De vuelta al cole

Esta semana han comenzado las clases en los centros de enseñanza, así que ya podemos decir que hemos vuelto a la completa normalidad.

Sin embargo, esa normalidad, tan deseada por la mayoría (que ya no sabe qué hacer con sus niños en casa), se ha convertido en una pesadilla para la mayor parte de los docentes de este país, especialmente para aquellos que desempeñan su trabajo en las escuelas e institutos públicos.

Herminio Lafoz nos cuenta por ejemplo la desidia que le provoca comprobar la cada vez mayor ausencia de “los viejos rockeros de la educación“, como él los llama; o las dificultades de su instituto, el viejo Avempace de Zaragoza, en el que una subida de tensión les ha dejado este verano sin ordenadores ni teléfonos, y sin noticias de cuándo podrán solucionarlo….

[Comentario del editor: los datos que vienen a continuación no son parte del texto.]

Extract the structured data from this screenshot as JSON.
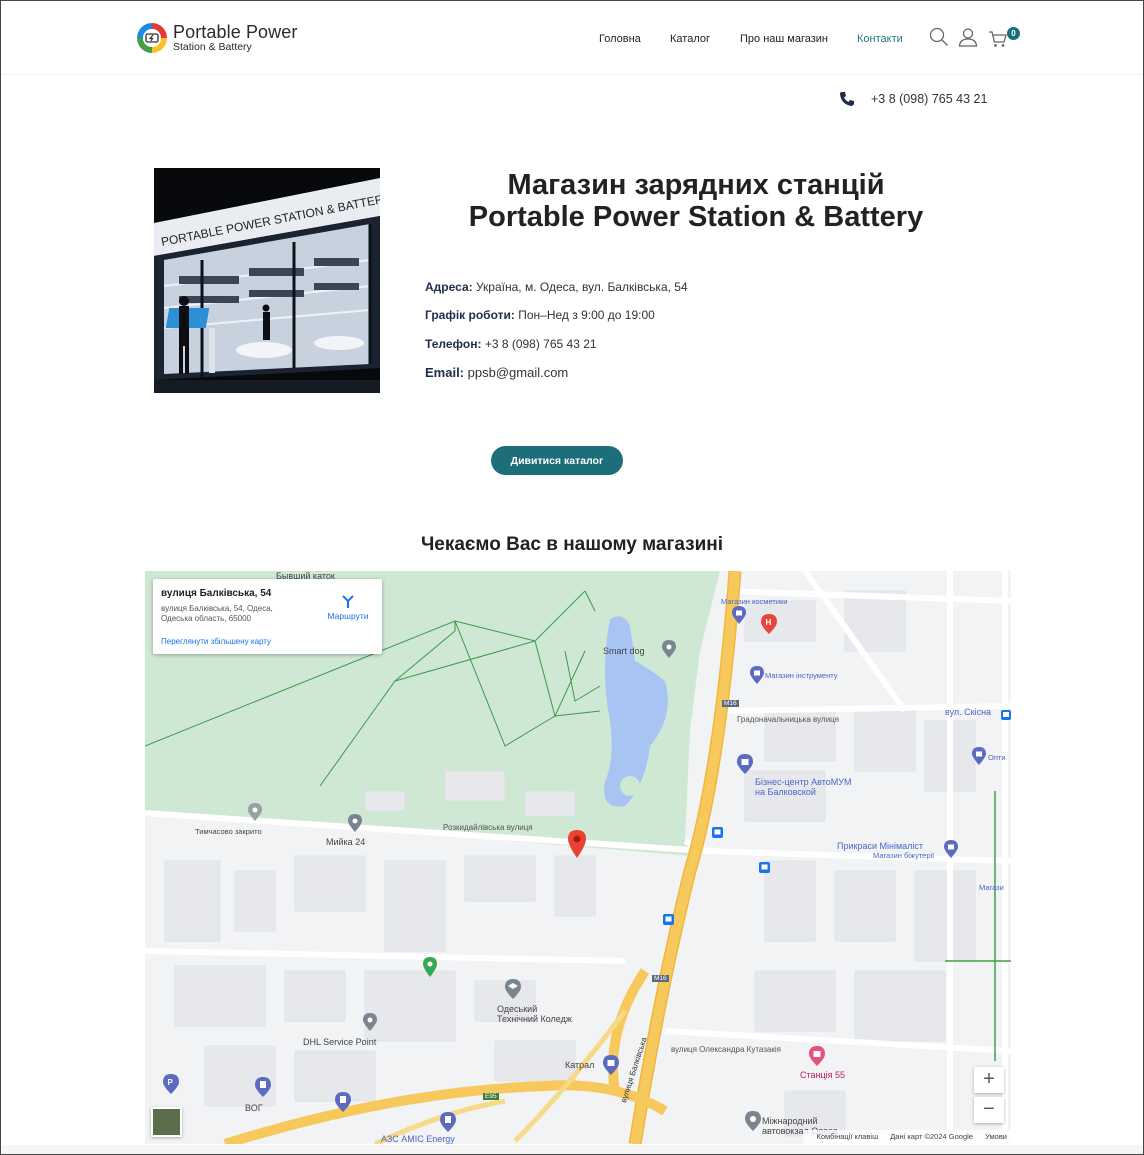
{
  "header": {
    "logo_title": "Portable Power",
    "logo_subtitle": "Station & Battery",
    "nav": [
      "Головна",
      "Каталог",
      "Про наш магазин",
      "Контакти"
    ],
    "active_nav": "Контакти",
    "cart_count": "0",
    "icons": [
      "search-icon",
      "user-icon",
      "cart-icon"
    ]
  },
  "top_phone": "+3 8 (098) 765 43 21",
  "store": {
    "image_sign": "PORTABLE POWER STATION & BATTERY",
    "title_line1": "Магазин зарядних станцій",
    "title_line2": "Portable Power Station & Battery",
    "info": [
      {
        "label": "Адреса:",
        "value": "Україна, м. Одеса, вул. Балківська, 54"
      },
      {
        "label": "Графік роботи:",
        "value": "Пон–Нед з 9:00 до 19:00"
      },
      {
        "label": "Телефон:",
        "value": "+3 8 (098) 765 43 21"
      },
      {
        "label": "Email:",
        "value": "ppsb@gmail.com"
      }
    ],
    "cta": "Дивитися каталог"
  },
  "map_section": {
    "title": "Чекаємо Вас в нашому магазині",
    "card": {
      "title": "вулиця Балківська, 54",
      "address": "вулиця Балківська, 54, Одеса, Одеська область, 65000",
      "directions": "Маршрути",
      "larger_map": "Переглянути збільшену карту"
    },
    "labels": {
      "skating": "Бывший каток",
      "smart_dog": "Smart dog",
      "cosmetics": "Магазин косметики",
      "tools": "Магазин інструменту",
      "skisna": "вул. Скісна",
      "business": "Бізнес-центр АвтоМУМ",
      "business2": "на Балковской",
      "temp_closed": "Тимчасово закрито",
      "wash": "Мийка 24",
      "rozkydailivska": "Розкидайлівська вулиця",
      "minimalist": "Прикраси Мінімаліст",
      "jewelry": "Магазин біжутерії",
      "college1": "Одеський",
      "college2": "Технічний Коледж",
      "dhl": "DHL Service Point",
      "katral": "Катрал",
      "kutuzakiya": "вулиця Олександра Кутазакія",
      "station55": "Станція 55",
      "vog": "ВОГ",
      "amic": "АЗС AMIC Energy",
      "airport1": "Міжнародний",
      "airport2": "автовокзал Одеса",
      "balkivska": "вулиця Балківська",
      "gradonach": "Градоначальницька вулиця",
      "m16": "M16",
      "e95": "E95",
      "opti": "Опти",
      "magaz": "Магази"
    },
    "attribution": {
      "shortcuts": "Комбінації клавіш",
      "data": "Дані карт ©2024 Google",
      "terms": "Умови"
    },
    "zoom_in": "+",
    "zoom_out": "−"
  },
  "colors": {
    "accent": "#1c6e7a",
    "nav_active": "#1c7a86",
    "park": "#cfe8d3",
    "water": "#a7c4f2",
    "highway": "#f7c95c",
    "label_blue": "#4a66c9",
    "pin_red": "#ea4335"
  }
}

Chesús Yuste, Mariano y LaMima, (que es la más interesada), nos cuentan las dificultades con las que se encuentra ésta última para escolarizar dignamente a su hija, que padece una enfermedad que requiere la adaptación de algunas instalaciones de su centro y sobre todo un profesor estable….

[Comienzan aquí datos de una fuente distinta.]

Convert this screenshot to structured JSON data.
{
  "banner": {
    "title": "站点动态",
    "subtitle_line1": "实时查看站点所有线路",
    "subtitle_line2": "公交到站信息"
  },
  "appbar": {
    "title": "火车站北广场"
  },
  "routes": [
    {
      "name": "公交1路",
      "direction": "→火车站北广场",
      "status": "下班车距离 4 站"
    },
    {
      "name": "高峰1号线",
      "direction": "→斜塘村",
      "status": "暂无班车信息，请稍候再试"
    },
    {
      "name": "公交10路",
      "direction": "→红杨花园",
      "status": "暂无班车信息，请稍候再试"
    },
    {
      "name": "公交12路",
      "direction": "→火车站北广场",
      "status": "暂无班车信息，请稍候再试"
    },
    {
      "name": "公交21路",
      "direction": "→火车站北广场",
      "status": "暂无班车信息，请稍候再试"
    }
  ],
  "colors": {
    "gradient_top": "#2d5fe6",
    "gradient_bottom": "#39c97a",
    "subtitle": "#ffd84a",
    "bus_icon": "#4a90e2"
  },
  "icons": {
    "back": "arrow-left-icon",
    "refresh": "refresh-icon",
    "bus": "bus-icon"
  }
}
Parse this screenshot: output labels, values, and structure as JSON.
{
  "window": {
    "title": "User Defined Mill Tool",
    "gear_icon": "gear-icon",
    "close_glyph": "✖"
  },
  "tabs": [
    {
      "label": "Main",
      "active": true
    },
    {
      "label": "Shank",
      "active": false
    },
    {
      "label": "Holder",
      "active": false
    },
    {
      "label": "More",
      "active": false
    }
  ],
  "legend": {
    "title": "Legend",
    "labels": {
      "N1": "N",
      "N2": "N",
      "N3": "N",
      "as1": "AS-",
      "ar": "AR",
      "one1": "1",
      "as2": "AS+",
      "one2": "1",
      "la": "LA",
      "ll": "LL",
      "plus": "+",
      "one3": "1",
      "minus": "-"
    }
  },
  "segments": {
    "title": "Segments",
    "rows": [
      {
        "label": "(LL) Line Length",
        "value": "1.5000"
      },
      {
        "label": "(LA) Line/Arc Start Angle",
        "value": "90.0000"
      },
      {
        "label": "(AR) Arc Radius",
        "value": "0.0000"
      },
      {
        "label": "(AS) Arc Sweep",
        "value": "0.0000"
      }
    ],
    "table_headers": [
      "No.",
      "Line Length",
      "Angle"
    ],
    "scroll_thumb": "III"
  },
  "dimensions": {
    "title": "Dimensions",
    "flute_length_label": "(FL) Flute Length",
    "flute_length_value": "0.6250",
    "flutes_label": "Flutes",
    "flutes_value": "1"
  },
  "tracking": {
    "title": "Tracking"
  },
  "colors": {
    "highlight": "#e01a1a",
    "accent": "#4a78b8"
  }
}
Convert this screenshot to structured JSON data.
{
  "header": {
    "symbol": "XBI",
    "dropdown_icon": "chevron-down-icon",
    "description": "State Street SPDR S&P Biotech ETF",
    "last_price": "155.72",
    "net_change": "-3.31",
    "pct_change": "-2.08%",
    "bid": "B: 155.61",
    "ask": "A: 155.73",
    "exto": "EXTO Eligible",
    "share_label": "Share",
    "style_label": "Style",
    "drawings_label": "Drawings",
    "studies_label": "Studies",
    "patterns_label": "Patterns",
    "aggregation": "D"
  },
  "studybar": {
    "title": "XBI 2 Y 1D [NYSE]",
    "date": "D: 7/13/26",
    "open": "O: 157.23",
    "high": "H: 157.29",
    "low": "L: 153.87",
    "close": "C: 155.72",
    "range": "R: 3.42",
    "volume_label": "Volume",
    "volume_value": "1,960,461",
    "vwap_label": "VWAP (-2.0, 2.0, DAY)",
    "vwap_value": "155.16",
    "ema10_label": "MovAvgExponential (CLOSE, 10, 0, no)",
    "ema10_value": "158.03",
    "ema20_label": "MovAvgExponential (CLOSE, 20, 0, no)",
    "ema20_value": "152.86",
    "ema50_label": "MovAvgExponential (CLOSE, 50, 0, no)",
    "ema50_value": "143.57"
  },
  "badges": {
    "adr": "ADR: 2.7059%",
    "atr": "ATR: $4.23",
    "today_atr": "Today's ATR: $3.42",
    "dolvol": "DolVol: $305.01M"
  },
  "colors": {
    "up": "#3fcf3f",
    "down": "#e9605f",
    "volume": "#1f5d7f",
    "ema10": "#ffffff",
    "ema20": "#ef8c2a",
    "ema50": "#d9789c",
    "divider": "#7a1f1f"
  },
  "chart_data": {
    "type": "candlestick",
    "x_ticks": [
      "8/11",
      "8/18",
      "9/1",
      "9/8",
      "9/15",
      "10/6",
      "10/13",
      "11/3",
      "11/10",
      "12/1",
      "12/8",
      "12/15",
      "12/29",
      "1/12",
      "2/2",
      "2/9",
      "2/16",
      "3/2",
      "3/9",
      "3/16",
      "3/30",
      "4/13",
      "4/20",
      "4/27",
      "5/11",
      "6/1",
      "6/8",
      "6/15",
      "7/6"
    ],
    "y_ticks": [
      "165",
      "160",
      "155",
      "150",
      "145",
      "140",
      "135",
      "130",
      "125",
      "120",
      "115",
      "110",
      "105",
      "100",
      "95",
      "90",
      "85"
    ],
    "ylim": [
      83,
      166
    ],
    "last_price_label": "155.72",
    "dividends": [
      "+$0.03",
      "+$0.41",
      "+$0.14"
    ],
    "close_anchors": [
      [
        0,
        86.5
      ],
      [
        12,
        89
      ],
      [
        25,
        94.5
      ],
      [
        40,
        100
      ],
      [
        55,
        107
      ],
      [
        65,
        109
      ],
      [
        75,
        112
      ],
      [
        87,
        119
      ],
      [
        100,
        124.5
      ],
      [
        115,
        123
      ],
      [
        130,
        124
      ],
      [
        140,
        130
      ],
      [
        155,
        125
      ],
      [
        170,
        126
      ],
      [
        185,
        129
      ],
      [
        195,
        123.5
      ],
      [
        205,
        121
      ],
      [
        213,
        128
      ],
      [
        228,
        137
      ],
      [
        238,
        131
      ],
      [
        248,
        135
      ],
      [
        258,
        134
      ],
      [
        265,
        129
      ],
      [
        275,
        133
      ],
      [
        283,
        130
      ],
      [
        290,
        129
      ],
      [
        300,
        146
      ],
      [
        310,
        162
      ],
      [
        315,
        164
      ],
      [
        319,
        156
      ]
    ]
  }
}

Entre tanto, la financiación de los centros privados-concertados sigue perpetuando una realidad, y es que estamos permitiendo que crezcan dos sistemas educativos separados: el público, que se convierte en el destino del alumnado con cualquier tipo de problemas; y el concertado, sostenido con nuestro dinero, y que procura acoger tan sólo a lo “mejorcito” de la sociedad. Las cifras lo demuestran claramente: el 66’5% de los alumnos de enseñanza no universitaria acude a centros públicos (algo más de 4’5 millones de alumnos), mientras que el 30% (2’1 millones) lo hace a centros concertados. Curiosamente, el creciente alumnado inmigrante se matricula mayoritariamente en los centros públicos (casi 500.000) en proporción de un inmigrante por cada diez alumnos. Frente a esta cifra, en la concertada encontramos la mitad de alumnos procedentes de fuera de nuestro país (106.000) en una relación de un inmigrante por cada veinte alumnos.

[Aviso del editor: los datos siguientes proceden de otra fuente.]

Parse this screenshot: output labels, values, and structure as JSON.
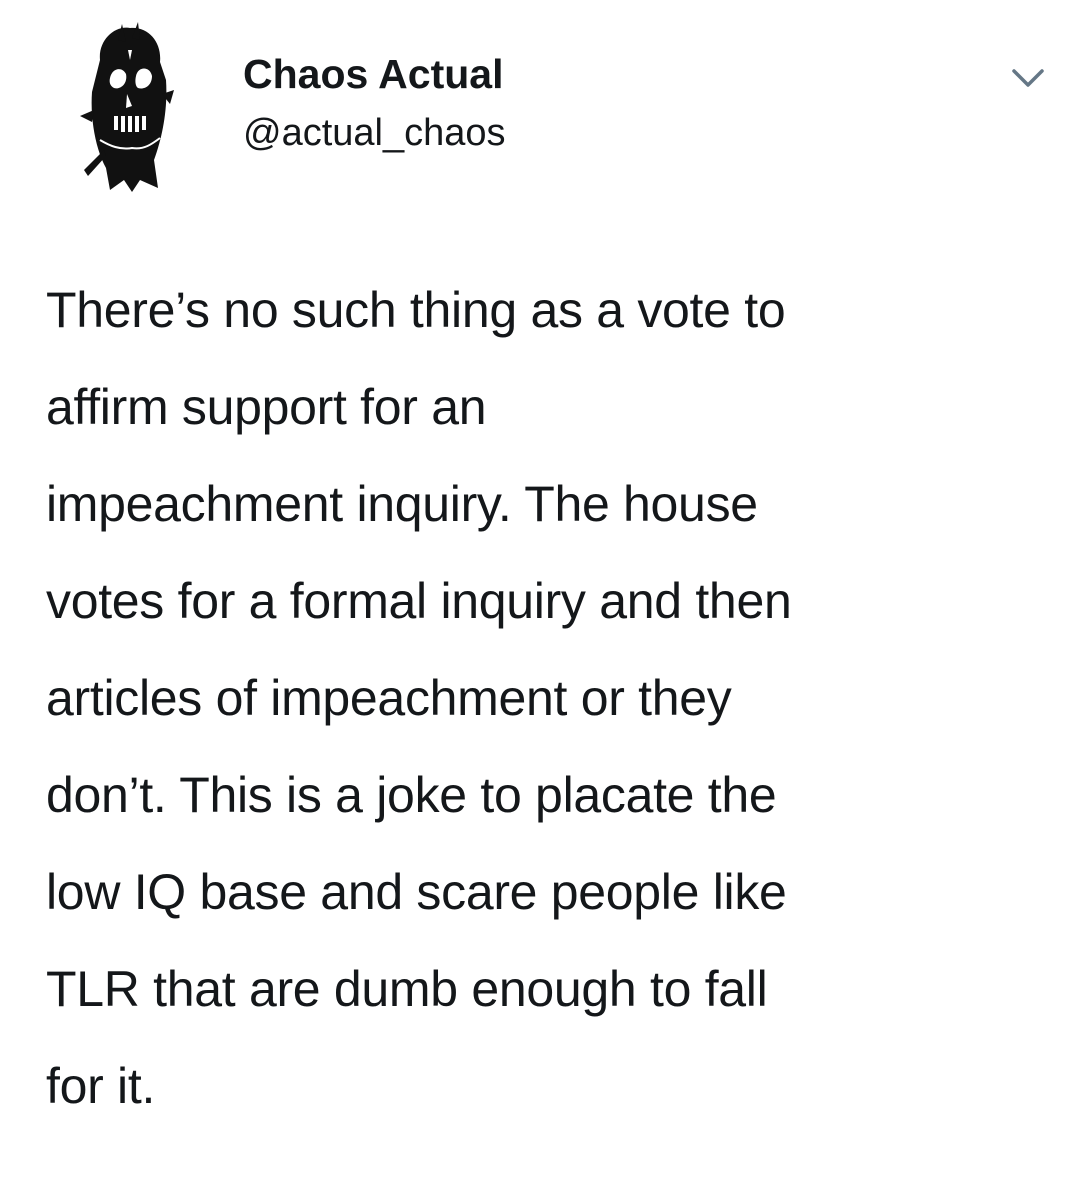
{
  "tweet": {
    "display_name": "Chaos Actual",
    "handle": "@actual_chaos",
    "text_lines": [
      "There’s no such thing as a vote to",
      "affirm support for an",
      "impeachment inquiry. The house",
      "votes for a formal inquiry and then",
      "articles of impeachment or they",
      "don’t. This is a joke to placate the",
      "low IQ base and scare people like",
      "TLR that are dumb enough to fall",
      "for it."
    ],
    "avatar_icon": "skull-avatar-icon",
    "menu_icon": "chevron-down-icon"
  },
  "colors": {
    "background": "#ffffff",
    "text": "#14171a",
    "caret": "#657786"
  }
}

Esto es una realidad que no debería existir, que no deberíamos permitir que existiera. Teóricamente, debería de haber el mismo porcentaje de alumnado inmigrante en todos los centros sostenidos por el Estado, pero la realidad es que los colegios e institutos concertados crean mecanismos (suplementos económicos en forma de pagos “voluntarios” por materiales, excursiones o uniformes) que dificultan que los padres inmigrantes puedan matricular a sus hijos en este tipo de centros

La puesta en marcha de la LOE tratará de dificultar esta forma de discriminación encubierta que ahora es practicada por los centros concertados, pero mucho me temo que de no existir una amenaza clara por parte de las autoridades educativas de cada comunidad autónoma (lo único que puede valer es la retirada del concierto), no podremos dejar de hablar de este mismo tema cada comienzo de curso.